Il est toujours délicat de s'attaquer à un sujet aussi sensible que la guerre, surtout lorsque celle ci prend la forme d'un conflit interne virulent, aux injustices et immondices multiples et que beaucoup aimeraient malgré eux effacer de leurs mémoires. C'est certainement le cas de la Guerre d'Irlande, célèbre qui opposa pendant des dizaines d'années Anglais et Irlandais, ces derniers revendiquant leur indépendance vis à vis de l'empire britannique, inlassable tyran aux manières un peu rudes, responsable de la mort de milliers d'irlandais lambda, de résistants aussi. "Le vent se lève" nous propulse dans ce champ de bataille verdoyant et humide, auprès d'une petite troupe de résistants irlandais dont le jeune Damien va rapidement faire partie. Commence alors une sorte d’initiation crue et douloureuse vers la maturité, l'engagement et la détermination à protéger les siens, sa famille, son peuple, des griffes de l'armée Britannique. S'entremêle dans cette quête de la liberté une discrète mais touchante histoire d'amour, d'amitié et, surtout, de relations fraternelles, houleuses et gonflées de regrets, d'hésitations.

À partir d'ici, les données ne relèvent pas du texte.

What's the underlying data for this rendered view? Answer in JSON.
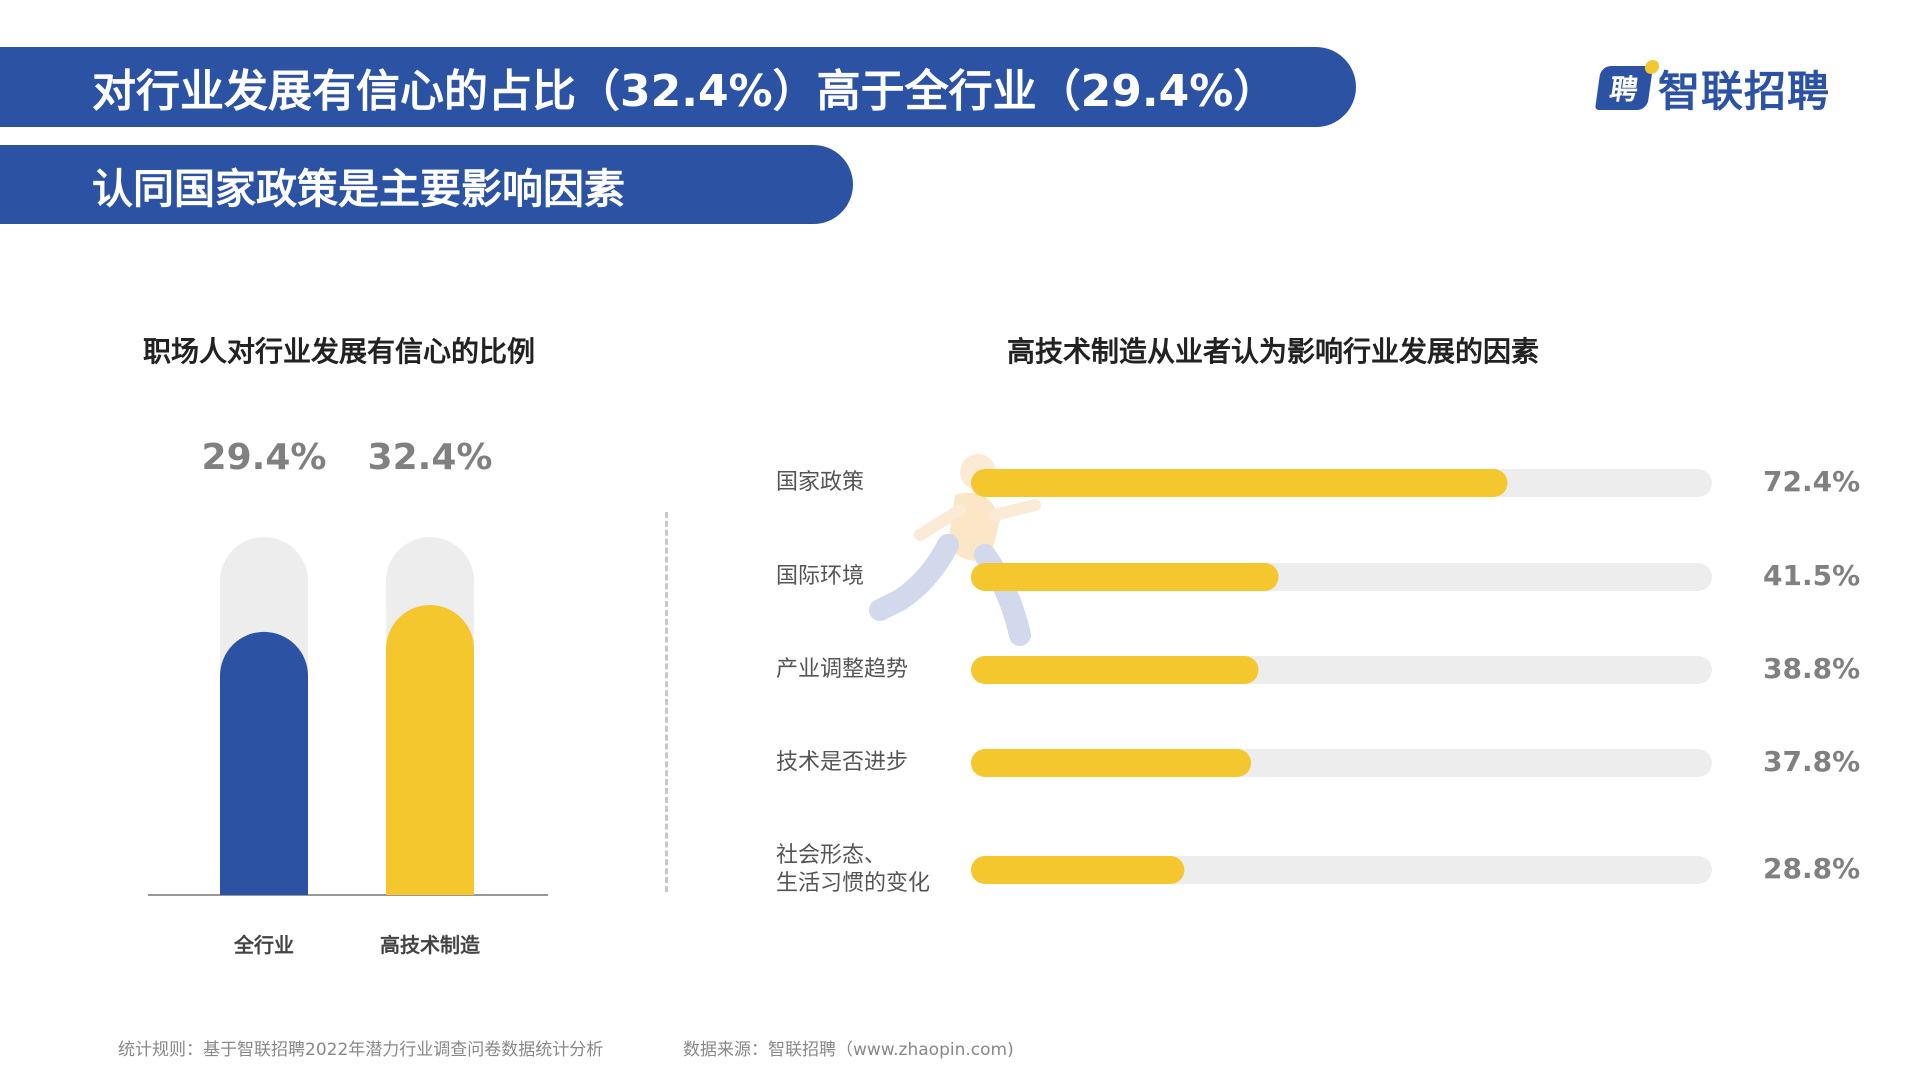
{
  "header": {
    "headline": "对行业发展有信心的占比（32.4%）高于全行业（29.4%）",
    "subheadline": "认同国家政策是主要影响因素"
  },
  "logo": {
    "text": "智联招聘",
    "mark_text": "聘"
  },
  "colors": {
    "brand_blue": "#2c52a3",
    "accent_yellow": "#f4c72e",
    "track_gray": "#ededed"
  },
  "footer": {
    "rule": "统计规则：基于智联招聘2022年潜力行业调查问卷数据统计分析",
    "source": "数据来源：智联招聘（www.zhaopin.com)"
  },
  "chart_data": [
    {
      "type": "bar",
      "title": "职场人对行业发展有信心的比例",
      "categories": [
        "全行业",
        "高技术制造"
      ],
      "values": [
        29.4,
        32.4
      ],
      "value_labels": [
        "29.4%",
        "32.4%"
      ],
      "colors": [
        "#2c52a3",
        "#f4c72e"
      ],
      "ylim": [
        0,
        40
      ],
      "xlabel": "",
      "ylabel": ""
    },
    {
      "type": "bar",
      "orientation": "horizontal",
      "title": "高技术制造从业者认为影响行业发展的因素",
      "categories": [
        "国家政策",
        "国际环境",
        "产业调整趋势",
        "技术是否进步",
        "社会形态、\n生活习惯的变化"
      ],
      "values": [
        72.4,
        41.5,
        38.8,
        37.8,
        28.8
      ],
      "value_labels": [
        "72.4%",
        "41.5%",
        "38.8%",
        "37.8%",
        "28.8%"
      ],
      "xlim": [
        0,
        100
      ],
      "xlabel": "",
      "ylabel": ""
    }
  ]
}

Profondément psychologique, le film de Ken Loach sait choquer le spectateur tout en finesse, étayant ses funestes fusillades par une mise en scène originale. La caméra, intuitive et peu démonstrative, épouse parfaitement les magnifiques paysages d'Irlande et ses modestes mais accueillantes maisons, le tout froidement contre balancé par des séquences éprouvantes, dans lesquels l'Homme traite son prochain avec haine et vice. Ces désolantes scènes d'humiliation et d'arrestations infondées méritent toutefois de figurer dans ce film engagé mais humble.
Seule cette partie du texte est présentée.